Harrad
University is a progressive college that encourages its students to explore the
bounds of their sexual freedom. After
their first semester, four students return home to further explore their
sexuality. The two couples spend their
summer together meeting new people and hooking up. Naturally, their sexual freedom eventually
takes its toll on their relationships.
Harrad
Summer is broken up into the four vignettes which represents the journals of
the students. Because of that, it goes
without saying it’s more than a little uneven.
It’s more successful when the kids’ parents are being confronted with
their children’s promiscuity. There’s also
a funny dinner party scene where the town gossip circle partakes in the group’s
nude yoga routine. However, the film
stumbles whenever it tries to get too serious.
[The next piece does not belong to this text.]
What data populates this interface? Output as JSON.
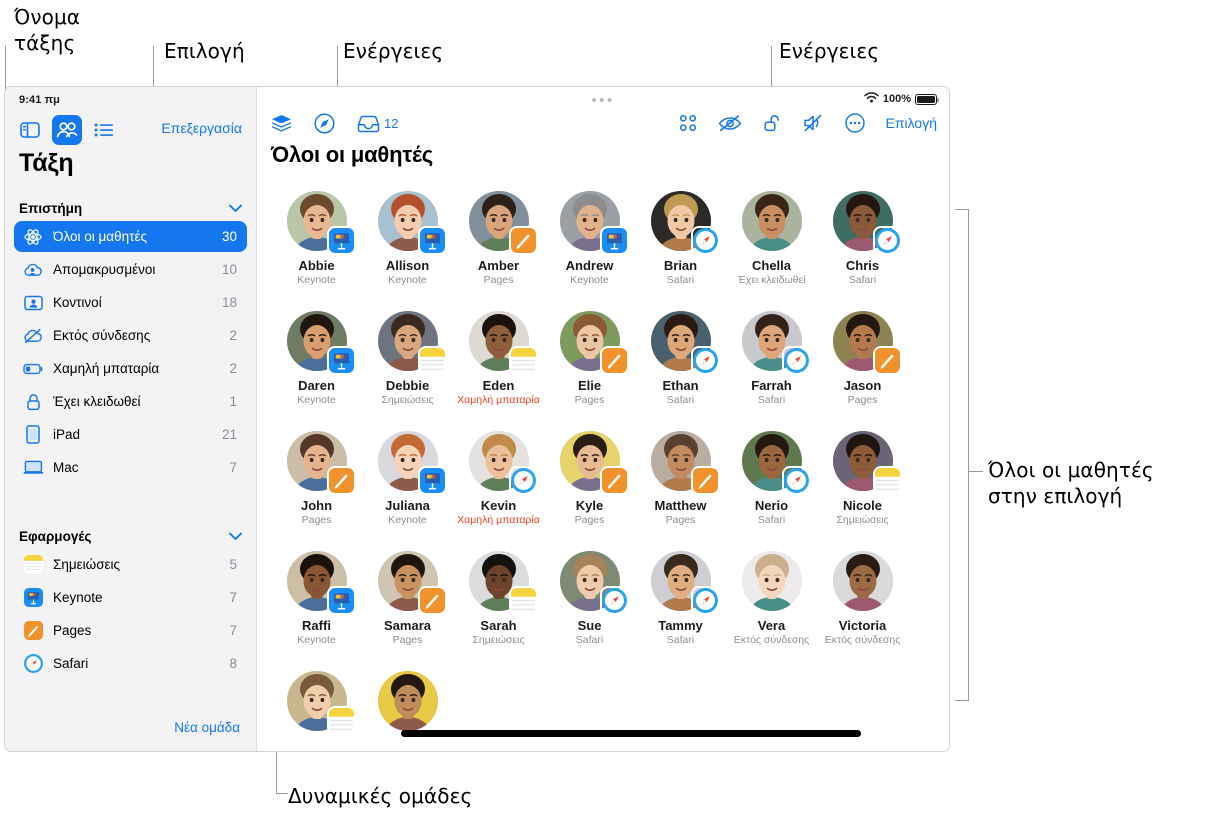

The scenes of the couples being torn apart by their own petty jealousy
are especially trite and predictable. The
final vignette in particular is overly melodramatic.
The
four youngsters in the cast are mostly forgettable. I never saw the first film in the series, The
Harrad Experiment, but I’d have to assume that Robert Reiser and Richard Doran were
poor substitutes for Don Johnson and Bruno Kirby. The supporting cast, which is filled with
comedians, fares much better. Bill “My
name is Jose Jimenez!” Dana is pretty good as Doran’s dad and Marty “Hello
there!” Allen is kind of funny as a drunk who is obsessed with streaking. A young Fred Willard also turns up briefly. None of their efforts are quite enough to
save this dated, albeit sporadically amusing hippie nonsense.